Has NASA Found Life on Mars?

With exciting new evidence of organic imprints, astrobiologists are hopeful that these could prove the existence of life on Mars billions of years ago. With NASA’s Perseverance rover, astrobiologists were able to analyse a rock called Chayana Falls, finding that it contains unusual materials associated with a biological origin – these life-giving minerals include carbon and could be the excretion left over from ancient organisms.  

The rock has a distinct array of patterns called “leopard spots” caused by iron minerals called vivianite that we find here on Earth. What is unusual about these minerals is that they are typically associated with microbes acting and using organic matter; they also contain white reams of calcium sulphate, which forms in the presence of water – a telltale sign of ancient life. These leopard spots point to the process of reduction and oxidation (redox) with the interaction of life, which is theorised to have left these coloured deposits on the rock. Alternatively, astrobiologists believe it is also possible, although less likely due to their composition, that these marks could have been caused by another reaction that only takes place with high temperatures, so not requiring the presence of life.  

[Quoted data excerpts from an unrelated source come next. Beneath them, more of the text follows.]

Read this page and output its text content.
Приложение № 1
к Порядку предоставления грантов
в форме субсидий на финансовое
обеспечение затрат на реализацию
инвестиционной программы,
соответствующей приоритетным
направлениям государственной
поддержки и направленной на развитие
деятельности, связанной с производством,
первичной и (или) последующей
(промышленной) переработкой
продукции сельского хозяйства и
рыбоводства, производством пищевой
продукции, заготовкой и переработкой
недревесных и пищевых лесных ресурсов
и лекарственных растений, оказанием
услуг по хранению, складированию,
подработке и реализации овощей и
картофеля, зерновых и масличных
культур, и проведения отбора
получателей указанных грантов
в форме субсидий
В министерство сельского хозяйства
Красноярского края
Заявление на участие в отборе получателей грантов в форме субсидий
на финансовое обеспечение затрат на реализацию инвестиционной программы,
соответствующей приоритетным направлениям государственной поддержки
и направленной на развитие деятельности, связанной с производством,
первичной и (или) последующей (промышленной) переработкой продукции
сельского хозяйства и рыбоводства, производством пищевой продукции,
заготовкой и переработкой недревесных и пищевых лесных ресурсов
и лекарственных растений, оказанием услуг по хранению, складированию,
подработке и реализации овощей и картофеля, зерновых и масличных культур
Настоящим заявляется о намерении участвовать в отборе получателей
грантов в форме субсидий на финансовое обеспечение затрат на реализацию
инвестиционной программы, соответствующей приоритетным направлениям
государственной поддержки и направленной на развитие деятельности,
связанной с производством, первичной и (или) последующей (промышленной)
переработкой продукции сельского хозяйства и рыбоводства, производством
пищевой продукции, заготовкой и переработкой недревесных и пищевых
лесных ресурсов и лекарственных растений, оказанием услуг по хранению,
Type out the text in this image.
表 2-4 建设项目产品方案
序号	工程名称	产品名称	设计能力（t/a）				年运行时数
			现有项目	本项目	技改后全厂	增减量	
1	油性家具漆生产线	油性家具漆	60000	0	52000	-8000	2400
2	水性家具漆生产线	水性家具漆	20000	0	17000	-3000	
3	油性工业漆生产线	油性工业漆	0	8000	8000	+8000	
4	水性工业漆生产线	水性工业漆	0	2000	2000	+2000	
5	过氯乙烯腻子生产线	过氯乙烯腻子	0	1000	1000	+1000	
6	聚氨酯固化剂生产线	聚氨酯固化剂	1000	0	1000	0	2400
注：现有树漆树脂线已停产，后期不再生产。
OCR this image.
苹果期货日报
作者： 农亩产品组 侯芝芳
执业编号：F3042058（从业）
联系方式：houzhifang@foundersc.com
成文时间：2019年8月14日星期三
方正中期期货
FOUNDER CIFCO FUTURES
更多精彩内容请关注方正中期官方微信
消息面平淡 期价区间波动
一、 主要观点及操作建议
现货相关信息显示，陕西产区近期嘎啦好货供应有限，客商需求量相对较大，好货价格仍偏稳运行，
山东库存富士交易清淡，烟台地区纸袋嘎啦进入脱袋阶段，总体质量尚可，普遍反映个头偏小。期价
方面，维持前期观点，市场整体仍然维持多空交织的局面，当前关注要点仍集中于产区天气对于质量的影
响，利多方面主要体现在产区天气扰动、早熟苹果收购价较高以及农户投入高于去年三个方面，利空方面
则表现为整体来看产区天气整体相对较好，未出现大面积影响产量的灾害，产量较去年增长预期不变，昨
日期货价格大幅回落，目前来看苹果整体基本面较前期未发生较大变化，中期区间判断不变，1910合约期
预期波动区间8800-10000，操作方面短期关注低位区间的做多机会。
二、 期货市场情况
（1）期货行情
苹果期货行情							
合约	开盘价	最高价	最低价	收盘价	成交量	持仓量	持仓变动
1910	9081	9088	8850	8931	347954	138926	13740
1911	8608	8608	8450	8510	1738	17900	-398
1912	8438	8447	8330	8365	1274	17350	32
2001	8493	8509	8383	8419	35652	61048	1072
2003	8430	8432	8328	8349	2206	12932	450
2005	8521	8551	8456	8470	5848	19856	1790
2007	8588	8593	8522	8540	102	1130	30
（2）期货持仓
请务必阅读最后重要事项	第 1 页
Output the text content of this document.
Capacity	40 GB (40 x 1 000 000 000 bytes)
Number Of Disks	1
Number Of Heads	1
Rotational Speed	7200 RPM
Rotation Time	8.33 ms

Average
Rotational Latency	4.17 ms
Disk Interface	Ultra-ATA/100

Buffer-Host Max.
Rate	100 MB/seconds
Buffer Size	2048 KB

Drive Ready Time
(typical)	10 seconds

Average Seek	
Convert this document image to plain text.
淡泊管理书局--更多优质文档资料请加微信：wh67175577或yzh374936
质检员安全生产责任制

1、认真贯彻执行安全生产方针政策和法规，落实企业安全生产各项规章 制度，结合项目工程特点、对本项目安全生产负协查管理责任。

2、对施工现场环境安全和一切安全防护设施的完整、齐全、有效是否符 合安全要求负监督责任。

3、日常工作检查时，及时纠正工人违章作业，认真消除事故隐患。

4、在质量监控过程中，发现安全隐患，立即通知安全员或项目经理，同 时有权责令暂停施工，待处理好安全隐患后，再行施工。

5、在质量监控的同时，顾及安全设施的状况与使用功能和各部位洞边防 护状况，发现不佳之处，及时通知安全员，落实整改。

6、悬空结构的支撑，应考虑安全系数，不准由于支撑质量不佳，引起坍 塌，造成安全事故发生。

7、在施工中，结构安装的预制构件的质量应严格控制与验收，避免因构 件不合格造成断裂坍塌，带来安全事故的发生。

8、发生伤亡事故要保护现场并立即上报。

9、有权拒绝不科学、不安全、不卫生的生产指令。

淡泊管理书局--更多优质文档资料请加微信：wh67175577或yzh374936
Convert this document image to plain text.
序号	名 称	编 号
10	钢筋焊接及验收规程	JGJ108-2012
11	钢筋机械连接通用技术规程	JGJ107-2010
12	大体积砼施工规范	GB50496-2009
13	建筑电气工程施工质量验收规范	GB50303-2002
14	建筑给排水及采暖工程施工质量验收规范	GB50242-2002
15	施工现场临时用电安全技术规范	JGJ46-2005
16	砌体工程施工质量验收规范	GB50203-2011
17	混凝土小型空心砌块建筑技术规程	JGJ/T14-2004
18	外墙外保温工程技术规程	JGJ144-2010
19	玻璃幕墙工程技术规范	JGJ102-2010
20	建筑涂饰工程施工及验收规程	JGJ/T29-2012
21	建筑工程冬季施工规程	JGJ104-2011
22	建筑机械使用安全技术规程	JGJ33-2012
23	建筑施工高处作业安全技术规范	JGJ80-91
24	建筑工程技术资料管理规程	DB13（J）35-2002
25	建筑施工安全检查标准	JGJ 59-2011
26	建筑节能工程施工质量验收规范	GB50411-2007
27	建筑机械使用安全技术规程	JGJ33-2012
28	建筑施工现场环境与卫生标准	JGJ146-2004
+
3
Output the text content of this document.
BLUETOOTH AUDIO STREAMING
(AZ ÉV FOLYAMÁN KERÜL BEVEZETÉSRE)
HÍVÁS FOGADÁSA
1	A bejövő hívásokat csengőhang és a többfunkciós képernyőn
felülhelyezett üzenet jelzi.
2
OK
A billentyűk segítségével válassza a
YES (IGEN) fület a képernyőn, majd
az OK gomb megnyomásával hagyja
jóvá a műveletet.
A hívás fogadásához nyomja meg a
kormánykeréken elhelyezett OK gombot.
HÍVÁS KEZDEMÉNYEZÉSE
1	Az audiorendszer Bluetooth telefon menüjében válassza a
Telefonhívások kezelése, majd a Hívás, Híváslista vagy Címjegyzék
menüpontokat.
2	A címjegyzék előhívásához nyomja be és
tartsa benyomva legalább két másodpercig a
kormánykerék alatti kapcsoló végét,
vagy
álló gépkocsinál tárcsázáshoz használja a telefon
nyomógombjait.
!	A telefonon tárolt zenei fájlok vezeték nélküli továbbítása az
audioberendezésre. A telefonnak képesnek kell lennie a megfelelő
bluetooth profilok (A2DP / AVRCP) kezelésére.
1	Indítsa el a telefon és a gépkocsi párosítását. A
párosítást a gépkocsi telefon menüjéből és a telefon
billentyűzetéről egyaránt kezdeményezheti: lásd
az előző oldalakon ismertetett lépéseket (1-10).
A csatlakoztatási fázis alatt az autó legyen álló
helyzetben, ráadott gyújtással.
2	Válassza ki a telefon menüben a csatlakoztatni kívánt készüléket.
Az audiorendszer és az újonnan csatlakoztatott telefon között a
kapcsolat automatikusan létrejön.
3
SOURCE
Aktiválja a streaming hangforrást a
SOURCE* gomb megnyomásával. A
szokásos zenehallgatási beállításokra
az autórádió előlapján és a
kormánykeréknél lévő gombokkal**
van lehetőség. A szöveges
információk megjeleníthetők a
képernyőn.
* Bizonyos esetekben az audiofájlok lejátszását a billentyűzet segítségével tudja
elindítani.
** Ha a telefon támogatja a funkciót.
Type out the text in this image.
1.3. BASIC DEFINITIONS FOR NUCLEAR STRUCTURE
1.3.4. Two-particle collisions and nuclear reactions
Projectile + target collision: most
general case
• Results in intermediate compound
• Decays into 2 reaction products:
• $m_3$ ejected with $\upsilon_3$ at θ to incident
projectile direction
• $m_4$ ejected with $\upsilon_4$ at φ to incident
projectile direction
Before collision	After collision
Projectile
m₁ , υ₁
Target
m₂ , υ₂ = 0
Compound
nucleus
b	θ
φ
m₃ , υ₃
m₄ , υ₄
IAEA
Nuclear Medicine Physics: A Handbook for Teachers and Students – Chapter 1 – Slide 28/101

Mars is a diverse location – most of which we have not explored – so to maximise the search for life, rovers like NASA’s Perseverance have focused on the areas where liquid water was believed to have been. Scientists have already found solid water on Mars, so liquid versions of it would likely be found underground. With the prospect of water in mind, the location of the Cheveya Fall rock fits the right criteria to harbour signs of life or ‘biosignatures’. This has proved to be the case with rocks like Cheveya and with others that have green flecks of chemical material on them – material patterns that are directly related to the concentration of organic compounds – suggesting ancient life.  

Although we have not found life, these ‘biosignatures’ leave many questions to be explored and  hopefully answered. The next step for NASA is to bring these samples back to Earth to look at them more closely. The rover can and is designed to store these interesting samples in the hopes that they could be brought back to Earth in future missions, although with the lack of funding in space missions, this does not seem likely soon. For now, astrobiologists need to look at more areas of Mars and collect more potential ‘biosignatures’ in hopes of discovering whether Mars was once as full of life billions of years ago as Earth is today.